Validating the 1D-3D coupling stellar models via Asteroseismology of 18 Kepler main-sequence stars

TL;DR

This study validates 1D-3D coupled stellar models using asteroseismology data from 18 Kepler stars, showing improved surface layer modeling and consistent fundamental parameter estimates across multiple pipelines.

Contribution

It demonstrates the effectiveness of 1D-3D coupling models in characterizing solar-like stars and simplifies surface term corrections compared to classical models.

Findings

Good consistency with other pipelines in parameter estimation

Surface term pattern is similar across stars with 5000-6400 K T_eff

Surface term in 1D-3D models is simpler to handle

Abstract

Standard 1D stellar evolution model has poor descriptions of the near-surface layers of stars, and this can be improved by using the atmosphere model computed from 3D hydrodynamical simulations.
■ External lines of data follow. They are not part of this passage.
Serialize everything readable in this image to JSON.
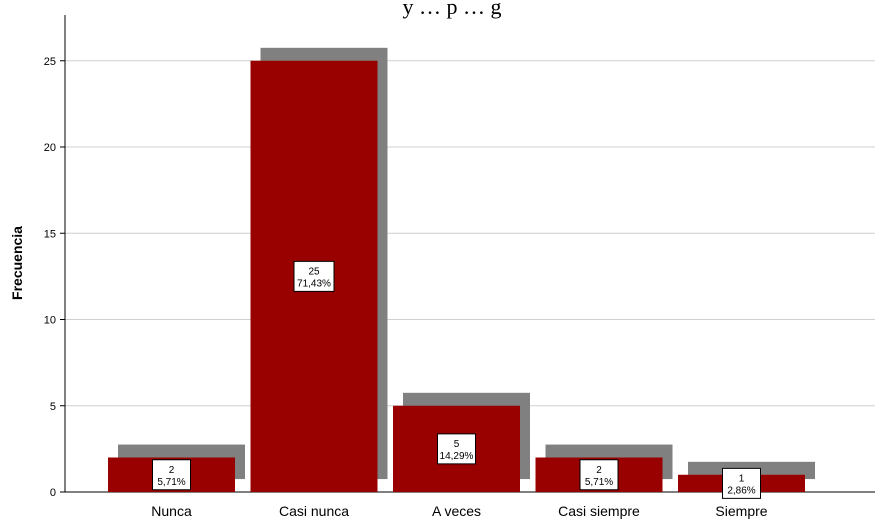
{
  "chart_data": {
    "type": "bar",
    "title": "y … p … g",
    "xlabel": "",
    "ylabel": "Frecuencia",
    "ylim": [
      0,
      27
    ],
    "yticks": [
      0,
      5,
      10,
      15,
      20,
      25
    ],
    "grid": true,
    "categories": [
      "Nunca",
      "Casi nunca",
      "A veces",
      "Casi siempre",
      "Siempre"
    ],
    "values": [
      2,
      25,
      5,
      2,
      1
    ],
    "percent_labels": [
      "5,71%",
      "71,43%",
      "14,29%",
      "5,71%",
      "2,86%"
    ],
    "colors": {
      "bar": "#990000",
      "shadow": "#808080",
      "grid": "#d0d0d0",
      "axis": "#000000"
    }
  }
}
In this work, we validated the model inferences of the 1D-3D coupling models using 18 well-studied stars from the Kepler LEGACY Sample. We compared our estimates of the fundamental parameters determined with other six pipelines and obtained good consistency. The results indicate that the 1D-3D coupling models can be applied to characterizing solar-like stars with confidence. Our analysis showed similar pattern for the surface term in stars with effective temperature range from ~5000 K to ~6400 K, suggesting that the surface term of the 1D-3D coupling models is simpler and easier to deal with than that of models using classical atmosphere.